Le più note tavolette sono quelle riguardanti la venerazione della dea Gallia tra i militari del campo, Bretoni romanizzati, Galli, Batavi e Spagnoli. Il reperto così recita:“La coorte dei Galli dedica una statua alla dea Gallia in concordanza con i Bretoni”.

Queste tavolette di Vindolanda sono interessanti, non solo per la grande importanza storico-archeologica che esse rivestono per la nascente cultura britannico-romana, ma anche per lo spaccato antropologico e sociale che possiamo ritrovarvi attraverso una attenta lettura. La storia di Vindolanda ci ricorda come doveva essere la vita quotidiana in queste lontane terre romanizzate dell’impero. Infatti nel forte non erano presenti solo militari ausiliari, ma anche donne,medici, macellai, artigiani: sappiamo che Viris e Alius erano due veterinari, Lucius costruiva gli scudi, Marcus era un medico, Atrectus un birraio che doveva dei soldi al macellaio per un pezzo di grasso di maiale. Poi c’erano ben dodici calzolai e diciotto costruttori di bagni.

Uno degli argomenti che troviamo più spesso nelle lettere, è il clima. Una missiva ritrovata, probabilmente mai arrivata a destinazione, era una richiesta di vestiti caldi e spessi (subuclae –abollae) per affrontare “il nemico pungente freddo del Nord” (per dirla alla Gogol).

Sono tanti i personaggi che emergono dal recupero lento ma progressivo delle antiche tavole diVindolanda (lo scavo archeologico riprende le attività esplorative ogni estate).
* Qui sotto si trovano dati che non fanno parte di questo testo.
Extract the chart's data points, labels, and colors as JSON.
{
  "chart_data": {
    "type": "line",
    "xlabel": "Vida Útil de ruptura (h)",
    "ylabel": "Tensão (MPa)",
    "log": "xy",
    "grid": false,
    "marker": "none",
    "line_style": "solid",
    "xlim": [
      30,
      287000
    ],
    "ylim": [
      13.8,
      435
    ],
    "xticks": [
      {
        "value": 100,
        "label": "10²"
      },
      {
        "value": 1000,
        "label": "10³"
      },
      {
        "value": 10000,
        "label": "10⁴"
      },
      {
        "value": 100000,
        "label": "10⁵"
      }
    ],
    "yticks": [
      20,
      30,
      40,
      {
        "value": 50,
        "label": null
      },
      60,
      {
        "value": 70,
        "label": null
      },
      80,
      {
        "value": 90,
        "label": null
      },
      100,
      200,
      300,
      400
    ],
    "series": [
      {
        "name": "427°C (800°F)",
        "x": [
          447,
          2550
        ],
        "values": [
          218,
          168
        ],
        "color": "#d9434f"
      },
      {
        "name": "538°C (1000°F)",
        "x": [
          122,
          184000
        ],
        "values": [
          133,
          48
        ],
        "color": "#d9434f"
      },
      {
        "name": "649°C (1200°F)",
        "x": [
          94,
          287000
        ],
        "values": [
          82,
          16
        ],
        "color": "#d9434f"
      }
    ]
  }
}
Tra i soldati stanziati al forte non mancava chi, stanco di quella vita di frontiera ai limiti dell’ignoto, chiedeva di essere congedato per tornarsene in ambienti più familiari; chi semplicemente domandava qualche sacco di grano; chi della birra perché i soldati la bevevano troppo in fretta ed era finita; chi voleva dei soldi che aveva speso; chi solamente calzini e mutande .C’era anche chi esprimeva solo la speranza di essere presente ad un compleanno lontano.

Interessante è anche il termine “Brittunculi” che appare sulle tavolette, secondo alcuni un aggettivo arrogante e derisivo che sottolineava un malcelato disprezzo che i Romani nutrivano verso i Britanni.

I reperti di Vindolanda ribadiscono anche la capacità dei Romani di adattarsi alle situazioni climatiche e ambientali nelle quali si venivano a trovare di volta in volta che occupavano nuovi territori. Certo, in un paese dove non era dato trovare materiale scrittorio usuale, ecco che venivano usate tavolette offerte dalla natura circostante: una betulla, un ontano, una quercia.

Molte tavolette, ancora nascoste sotto il fango, aspettano di rivelarci altri particolari di questa vita di frontiera.  Forse neppure Pascal,con la sua teoria delle probabilità, avrebbe saputo rispondere perché soltanto Lucius, che costruiva gli scudi e Marcus il medico, hanno avuto, finalmente, il dono dell’immortalità, o almeno quello, forse non meno importante, di riuscire a comunicare, attraverso la scrittura, non solo con amici e parenti, ma anche con noi.